A toll booth run by FARC dissidents monitors the entrance to the municipality. Anyone entering the city of Tibú must pass through and pay a fee that would be used to repair the roads, according to several residents of Tibú.

Members of the ELN were also recorded, dressed as civilians, stopping cars along the main road leading into the city, asking travelers why they are visiting the city and how long they will stay.

Initially, the ELN did not appear to be involved in the systematic attacks against women in Tibú. On June 3, 2021, an ELN pamphlet was circulating on social media insisting that “our organization is not behind the videos and the killings…but our War Front has ordered an investigation to determine who is doing the promotion of these murders and defamations in order to take corrective measures”. ”

However, in February 2022, the Attorney General’s Office accused the ELN to be responsible for the murders of at least two women between April and June 2021.

No matter who was watching the road that early August morning, Alexandra was determined not to stop for anyone. She accelerated and passed the various checkpoints without too many problems.

After an hour’s drive, they arrived at the area known as La Y de Astilleros, where the road splits in two: one path goes to Cúcuta and the other to El Zulia, another municipality in Norte de Santander. Alexandra stopped, asked Catalina to get off the bike, and the two waited. Alexandra checked her cell phone.

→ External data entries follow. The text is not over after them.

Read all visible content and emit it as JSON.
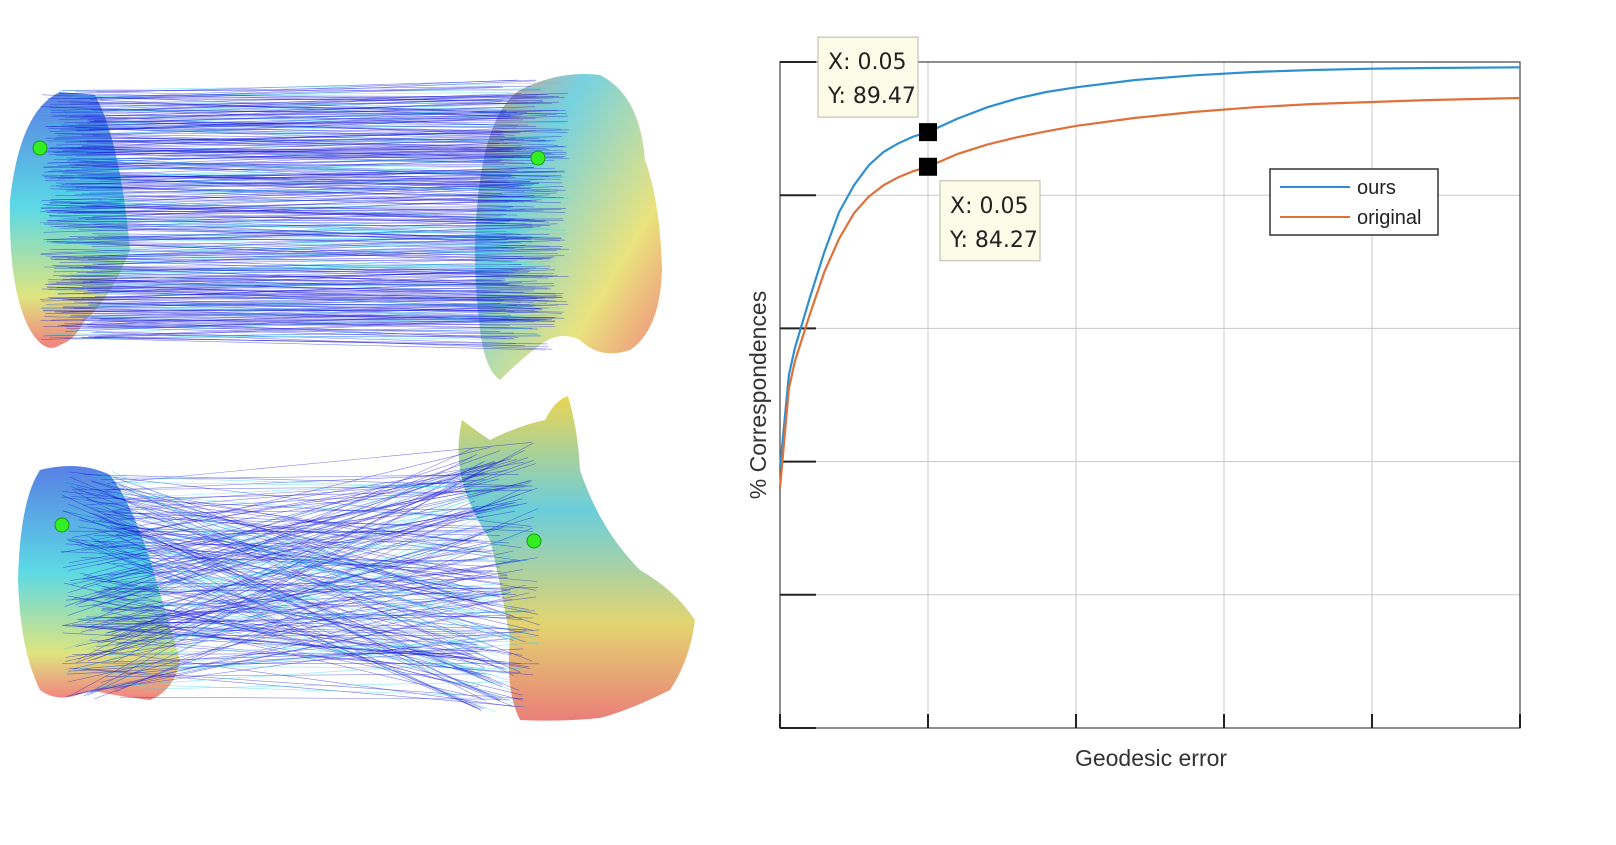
{
  "figure": {
    "left_panel": {
      "description_icons": [
        "shape-correspondence-top",
        "shape-correspondence-bottom"
      ],
      "colors": {
        "lines_dark": "#1a1adc",
        "lines_light": "#2fd6e8",
        "keypoint": "#33ee22"
      }
    }
  },
  "chart_data": {
    "type": "line",
    "title": "",
    "xlabel": "Geodesic error",
    "ylabel": "% Correspondences",
    "xlim": [
      0,
      0.25
    ],
    "ylim": [
      0,
      100
    ],
    "xticks": [
      0,
      0.05,
      0.1,
      0.15,
      0.2,
      0.25
    ],
    "yticks": [
      0,
      20,
      40,
      60,
      80,
      100
    ],
    "grid": true,
    "legend_position": "upper-right-inside",
    "series": [
      {
        "name": "ours",
        "color": "#2d8fd0",
        "x": [
          0,
          0.003,
          0.005,
          0.01,
          0.015,
          0.02,
          0.025,
          0.03,
          0.035,
          0.04,
          0.045,
          0.05,
          0.06,
          0.07,
          0.08,
          0.09,
          0.1,
          0.12,
          0.14,
          0.16,
          0.18,
          0.2,
          0.22,
          0.25
        ],
        "y": [
          39,
          53,
          57,
          64.5,
          71.5,
          77.5,
          81.5,
          84.5,
          86.5,
          87.8,
          88.8,
          89.47,
          91.5,
          93.2,
          94.5,
          95.5,
          96.2,
          97.3,
          98.0,
          98.5,
          98.8,
          99.0,
          99.1,
          99.2
        ]
      },
      {
        "name": "original",
        "color": "#e0703a",
        "x": [
          0,
          0.003,
          0.005,
          0.01,
          0.015,
          0.02,
          0.025,
          0.03,
          0.035,
          0.04,
          0.045,
          0.05,
          0.06,
          0.07,
          0.08,
          0.09,
          0.1,
          0.12,
          0.14,
          0.16,
          0.18,
          0.2,
          0.22,
          0.25
        ],
        "y": [
          36,
          51,
          55,
          62,
          68.5,
          73.5,
          77.3,
          79.8,
          81.5,
          82.7,
          83.6,
          84.27,
          86.2,
          87.6,
          88.7,
          89.6,
          90.4,
          91.6,
          92.5,
          93.2,
          93.7,
          94.0,
          94.3,
          94.6
        ]
      }
    ],
    "annotations": [
      {
        "series": "ours",
        "x_label": "X",
        "x_value": "0.05",
        "y_label": "Y",
        "y_value": "89.47",
        "x": 0.05,
        "y": 89.47
      },
      {
        "series": "original",
        "x_label": "X",
        "x_value": "0.05",
        "y_label": "Y",
        "y_value": "84.27",
        "x": 0.05,
        "y": 84.27
      }
    ]
  }
}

She’d asked for help getting Catalia to safety, but her contact hadn’t responded.

Five minutes passed, which seemed like an eternity, when a car finally arrived. Slowly he approached them, someone rolled down the window and asked Catalina to come up. Alexandra discreetly waved her hand and helped Catalina into the car. When the car started up again, she watched until she was gone.

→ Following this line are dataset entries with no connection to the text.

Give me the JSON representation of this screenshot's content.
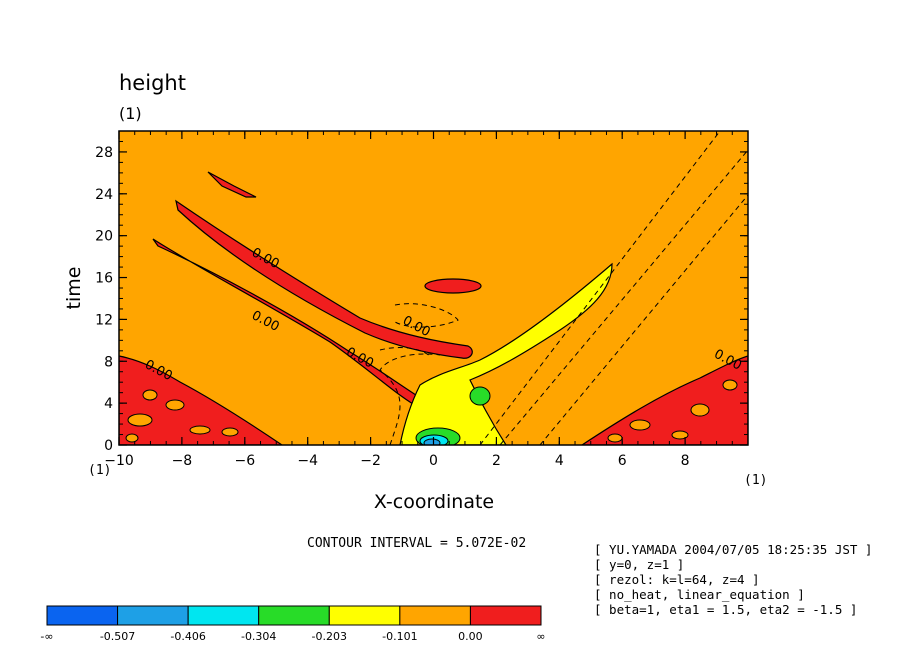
{
  "chart_data": {
    "type": "heatmap",
    "title": "height",
    "title_unit": "(1)",
    "xlabel": "X-coordinate",
    "ylabel": "time",
    "x_unit": "(1)",
    "y_unit": "(1)",
    "xlim": [
      -10,
      10
    ],
    "ylim": [
      0,
      30
    ],
    "x_ticks": [
      -10,
      -8,
      -6,
      -4,
      -2,
      0,
      2,
      4,
      6,
      8
    ],
    "y_ticks": [
      0,
      4,
      8,
      12,
      16,
      20,
      24,
      28
    ],
    "contour_label_value": "0.00",
    "contour_labels": [
      {
        "text": "0.00",
        "x": -5.4,
        "y": 17.5
      },
      {
        "text": "0.00",
        "x": -5.4,
        "y": 11.5
      },
      {
        "text": "0.00",
        "x": -2.4,
        "y": 8.0
      },
      {
        "text": "0.00",
        "x": -0.6,
        "y": 11.0
      },
      {
        "text": "0.00",
        "x": -8.8,
        "y": 6.8
      },
      {
        "text": "0.00",
        "x": 9.3,
        "y": 7.8
      }
    ],
    "contour_interval_label": "CONTOUR INTERVAL = 5.072E-02",
    "colorbar": {
      "colors": [
        "#0a64f0",
        "#1ea0e6",
        "#00e6f0",
        "#28dc28",
        "#ffff00",
        "#ffa500",
        "#f01e1e"
      ],
      "labels": [
        "-∞",
        "-0.507",
        "-0.406",
        "-0.304",
        "-0.203",
        "-0.101",
        "0.00",
        "∞"
      ]
    },
    "background_color": "#ffa500"
  },
  "info": [
    "[ YU.YAMADA 2004/07/05 18:25:35 JST ]",
    "[ y=0, z=1 ]",
    "[ rezol: k=l=64, z=4 ]",
    "[ no_heat, linear_equation ]",
    "[ beta=1, eta1 = 1.5, eta2 = -1.5 ]"
  ]
}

Alexandra got on her motorbike and drove home, hoping that if all went well, Catalina would be safe in another municipality.

But Alexandra’s mission didn’t end with Catalina. It continued. Many women still needed help to escape. Nearly 20 months after the first murder, that of Nelly Avendaño, the group estimated that it had helped more than 70 threatened women to leave the municipality, many of them with their children, parents and partners.

Most of them traveled to nearby towns where they could stay with relatives and wait for the situation to calm down. But others have gone far and may never return.

In November 2021, after listening to the stories of dozens of women, Sol and Alexandra identified a pattern: the women at risk were young and many of them had been romantically involved with a member of the security forces or had worked with the security forces. However, they could not establish whether the threatened women had been recruited as informants.

In any event, it was not a condition for appearing on the list of potential victims. It was enough to cook for the military, wash their clothes or simply sell them fruits and vegetables.

In addition, the threatened women blamed illegal groups, both the ELN and the 33rd Front dissidents, for most of the killings. But some also accused the police.

“And then the situation is very complex on the territory… It’s like a fight. You kill one of mine and I kill one of yours,” concluded one of the women in the group.

As the women’s group continued their work, the armed groups watched. In September 2021, the ELN arrived at Alexandra’s house in the middle of the night and threatened her with “interfering” in their affairs and helping the women to leave.

But Alexandra didn’t go. Despite the threats, she remained in Tibú. She wanted to continue helping victims, she told InSight Crime. And so, violence against women in Tibú spread to those who decided to help them. (see explanatory graph).